J'avoue qu'au départ le sous-sous-texte gay était pour moi assez attirant (deux marins, deux amis, qui dorment l'un au-dessus de l'autre) et m'intéressait davantage que la situation elle-même (pour résumer trivialement : deux marins en bordée vont aux putes). C'est drôle d'avoir choisi deux marins, alors qu'ils sont à terre, et que jamais en mer, nous, lecteurs, on ne les verra (ç'aurait pu être deux soldats, deux ouvriers, ou simplement juste deux potes, mais non, il est bien spécifié qu'ils sont marins : ce qui compte, ce sont les détails, ce qui est évoqué de la vie à bord, esquissé, ces croquis tellement simples qu'ils en deviennent encore plus touchants : la main qui pend de la couchette du dessus, la petite pièce où ils sont tous les deux de quart, et tiens, en écrivant cela, il me semble me souvenir que Mingarelli a été marin, lui aussi, d'où l'impression de justesse de ces fameux détails.)
Même si, au début, j'étais un peu réticent (j'avais vraiment été très touché par La beauté des loutres) et que j'ai commencé à le lire un peu désinvoltement, ces Hommes sans mère ont réussi, progressivement, à m'emmener avec eux, auprès d'eux, entre eux (ces fameux interstices mingarelliens, ce qui n'est pas dit, mais dont ce qu'on en devine -ou imagine- fait tout le prix.). Cette fameuse fraternité virile que j'aime tant dans chacun de ses romans, ces échanges, ces partages, ces hasards, ces éclats, ces blessures et ces pansements.

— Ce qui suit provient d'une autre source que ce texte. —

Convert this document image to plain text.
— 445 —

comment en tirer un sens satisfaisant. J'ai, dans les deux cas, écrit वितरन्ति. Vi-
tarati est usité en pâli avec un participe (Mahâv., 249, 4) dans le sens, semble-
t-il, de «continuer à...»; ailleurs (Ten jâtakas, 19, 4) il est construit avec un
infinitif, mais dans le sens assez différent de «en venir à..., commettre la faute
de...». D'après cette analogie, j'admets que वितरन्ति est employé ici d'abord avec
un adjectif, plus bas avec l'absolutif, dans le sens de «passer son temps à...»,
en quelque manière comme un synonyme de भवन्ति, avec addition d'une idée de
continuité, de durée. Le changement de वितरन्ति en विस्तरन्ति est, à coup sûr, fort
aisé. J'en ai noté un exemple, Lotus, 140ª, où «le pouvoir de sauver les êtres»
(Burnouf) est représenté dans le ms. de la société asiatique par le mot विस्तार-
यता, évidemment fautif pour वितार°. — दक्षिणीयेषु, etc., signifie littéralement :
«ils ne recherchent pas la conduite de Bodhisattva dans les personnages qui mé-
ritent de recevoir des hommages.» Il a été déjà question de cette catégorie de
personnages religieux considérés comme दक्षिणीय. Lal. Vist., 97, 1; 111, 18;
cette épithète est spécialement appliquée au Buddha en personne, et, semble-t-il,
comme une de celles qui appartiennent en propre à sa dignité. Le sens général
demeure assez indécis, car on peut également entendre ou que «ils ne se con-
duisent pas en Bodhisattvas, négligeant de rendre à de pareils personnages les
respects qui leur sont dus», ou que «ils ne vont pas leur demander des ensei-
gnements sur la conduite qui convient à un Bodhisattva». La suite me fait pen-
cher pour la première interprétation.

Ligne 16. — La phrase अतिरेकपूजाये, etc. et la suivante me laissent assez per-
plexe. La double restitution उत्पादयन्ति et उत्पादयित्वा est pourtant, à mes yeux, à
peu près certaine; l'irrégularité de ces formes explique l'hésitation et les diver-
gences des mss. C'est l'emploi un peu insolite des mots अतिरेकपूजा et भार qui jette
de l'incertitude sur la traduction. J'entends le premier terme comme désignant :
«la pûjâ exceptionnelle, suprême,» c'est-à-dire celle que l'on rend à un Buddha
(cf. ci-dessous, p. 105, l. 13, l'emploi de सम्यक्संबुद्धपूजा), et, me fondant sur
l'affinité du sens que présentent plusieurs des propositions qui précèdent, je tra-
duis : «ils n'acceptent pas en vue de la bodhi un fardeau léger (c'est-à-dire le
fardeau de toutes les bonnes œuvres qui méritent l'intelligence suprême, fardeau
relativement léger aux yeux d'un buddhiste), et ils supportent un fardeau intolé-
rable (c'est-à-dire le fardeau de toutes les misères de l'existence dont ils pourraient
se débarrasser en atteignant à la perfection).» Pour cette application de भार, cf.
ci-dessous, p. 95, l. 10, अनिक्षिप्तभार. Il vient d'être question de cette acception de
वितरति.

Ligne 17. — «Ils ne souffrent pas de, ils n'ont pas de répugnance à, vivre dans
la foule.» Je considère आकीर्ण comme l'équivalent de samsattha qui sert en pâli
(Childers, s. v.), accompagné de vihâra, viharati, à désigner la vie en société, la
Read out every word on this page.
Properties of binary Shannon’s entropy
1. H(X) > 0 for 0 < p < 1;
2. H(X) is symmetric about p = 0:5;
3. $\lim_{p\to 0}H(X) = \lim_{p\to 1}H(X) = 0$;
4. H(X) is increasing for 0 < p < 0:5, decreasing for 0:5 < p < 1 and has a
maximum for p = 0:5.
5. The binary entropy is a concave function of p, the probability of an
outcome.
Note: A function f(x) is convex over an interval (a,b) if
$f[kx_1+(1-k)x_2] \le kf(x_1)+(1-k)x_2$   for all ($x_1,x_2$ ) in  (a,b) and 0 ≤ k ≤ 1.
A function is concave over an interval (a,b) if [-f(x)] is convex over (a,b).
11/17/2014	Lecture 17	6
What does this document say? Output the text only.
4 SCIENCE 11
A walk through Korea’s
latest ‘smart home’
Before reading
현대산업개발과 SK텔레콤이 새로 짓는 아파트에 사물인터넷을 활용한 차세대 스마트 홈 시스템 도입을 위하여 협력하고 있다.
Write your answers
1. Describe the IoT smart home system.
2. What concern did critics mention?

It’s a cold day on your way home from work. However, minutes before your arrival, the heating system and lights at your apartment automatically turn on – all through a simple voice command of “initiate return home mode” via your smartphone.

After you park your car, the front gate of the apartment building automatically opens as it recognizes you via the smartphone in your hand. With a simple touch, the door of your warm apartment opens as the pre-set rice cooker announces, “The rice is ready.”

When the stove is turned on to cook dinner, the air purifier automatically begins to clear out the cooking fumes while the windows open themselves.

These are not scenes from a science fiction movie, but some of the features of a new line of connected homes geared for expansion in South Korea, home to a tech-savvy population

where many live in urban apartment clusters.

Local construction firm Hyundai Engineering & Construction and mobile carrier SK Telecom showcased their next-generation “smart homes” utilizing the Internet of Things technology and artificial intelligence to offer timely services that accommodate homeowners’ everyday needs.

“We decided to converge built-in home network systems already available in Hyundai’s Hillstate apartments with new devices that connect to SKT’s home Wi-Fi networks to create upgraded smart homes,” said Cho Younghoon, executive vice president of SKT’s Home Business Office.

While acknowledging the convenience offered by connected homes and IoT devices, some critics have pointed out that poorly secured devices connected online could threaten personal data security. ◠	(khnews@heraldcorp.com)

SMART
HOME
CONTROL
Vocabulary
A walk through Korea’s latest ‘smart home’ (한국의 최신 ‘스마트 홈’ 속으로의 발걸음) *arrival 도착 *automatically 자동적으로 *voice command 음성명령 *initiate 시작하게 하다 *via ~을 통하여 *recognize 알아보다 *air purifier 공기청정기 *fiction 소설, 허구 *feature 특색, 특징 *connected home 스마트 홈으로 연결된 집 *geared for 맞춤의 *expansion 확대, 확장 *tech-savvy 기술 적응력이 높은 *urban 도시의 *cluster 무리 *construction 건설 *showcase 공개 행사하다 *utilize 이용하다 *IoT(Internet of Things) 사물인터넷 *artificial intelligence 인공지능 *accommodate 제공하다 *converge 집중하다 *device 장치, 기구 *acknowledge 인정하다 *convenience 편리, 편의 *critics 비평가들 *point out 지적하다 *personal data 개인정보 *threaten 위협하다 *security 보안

Avec toujours la même économie. et la même lumière.
Oui, Hubert Mingarelli est bien un -grand- écrivain des hommes.

hommes sans mèreMoyenne

(Il faudrait sans doute aussi parler du titre, mais là, comme dirait l'autre, je suis justement assez mal placé pour en parler, ou trop bien, peut-être, justement...)

7 avril 2015

re-mingarelli

LA BEAUTÉ DES LOUTRES
Hubert Mingarelli

Je continue ma lecture chronologique des livres d'Hubert Mingarelli (j'en ai encore 7 ou 8 sous le coude, commandé chez un vendeur chez qui les frais d'expédition étaient gratuits au-delà de 26€, mais peut-être en ai-je déjà parlé...) celui-là est, je crois, le quatrième "pour adultes" (ne traduisez par "pour adultes avertis", mais plutôt "pas publié en collection "jeunesse").
Et c'est sidérant de le lire après ce roboratif Club des policiers yiddish que j'aurai longuement savouré. Je me demande s'il peut y avoir deux bouquins (ou deux styles d'écriture) aussi diamétralement opposés, mais qui pourtant me procurent autant de plaisir (mais peut-être pas exactement le même genre de plaisir ? Y a-t-il, d'ailleurs plusieurs genres de plaisir(s) de lire ??)
Un livre plus petit (en nombre de signes), plus ramassé, plus... simple ? (Je cherche mes mots). Autant chez Chabon on était dans la richesse, l'accumulation, la profusion, la gourmandise, l'excès, autant ici on est dans la sobriété, la retenue, l'épure, l'ascèse presque (sans aucune notion de mysticisme ou de religiosité.)

ascèse
"L'ascèse ou ascétisme est une discipline volontaire du corps et de l'esprit cherchant à tendre vers une perfection, par une forme de renoncement ou d'abnégation." dit wikipedia
(je ne suis pas certain que le mot ici convienne). Il y a juste un adulte (Horacio) et un (très) jeune homme (Vito), assis dans un camion, la nuit. Nuit d'hiver, route enneigée. Dans un camion qui transporte des moutons qu'ils vont vendre. Et ils se parlent, pendant ce trajet  (Horacio a embauché Vito), ils "font plus ample connaissance"...
Chez Chabon on était presque dans le pantagruélique, là, on est quasiment dans le raclé jusqu'à l'os. Des phrases courtes, des mots simples, des situations banales, des faits, et pourtant une indéniable fascination, qui va en s'approfondissant, en s'enracinant, au fur et à mesure que le récit progresse.
Si Michael C. me donnait envie de recopier des passages, Hubert M. serait, lui, capable de me faire venir les larmes aux yeux avec trois fois rien. Vraiment trois fois rien dans ce qui est écrit, mais tant d'espace justement généré par ses blancs, ses manques, ses silences. Tant de latitude. L'univers "habituel" de Mingarelli est là, dans toute sa force et toute sa simplicité. Deux hommes (un adulte et un enfant), un décor, prenant, même si juste ébauché (la nuit d'hiver, la montagne), un but (ici, "franchir le col"), et des échanges entre les deux. Des champss/contrechamps dirait-on au cinéma. Contrechamps de paroles, contrechamps affectifs, parfois le silence, parfois la violence, parfois la complicité. Quelques autres hommes, au fil du récit (celui à la cigarette, celui de la station-service, celui de la dépanneuse), jusquà la très belle -très simple- rencontre finale avec l'éleveur, et, in extremis, dans la grange, sa femme.
On se prend à rêver à ce qui peut bien remplir les interstices, longtemps après avoir refermé le livre...

loutre1

31 mars 2015

micro hors-série spécial "le club des policiers yiddish"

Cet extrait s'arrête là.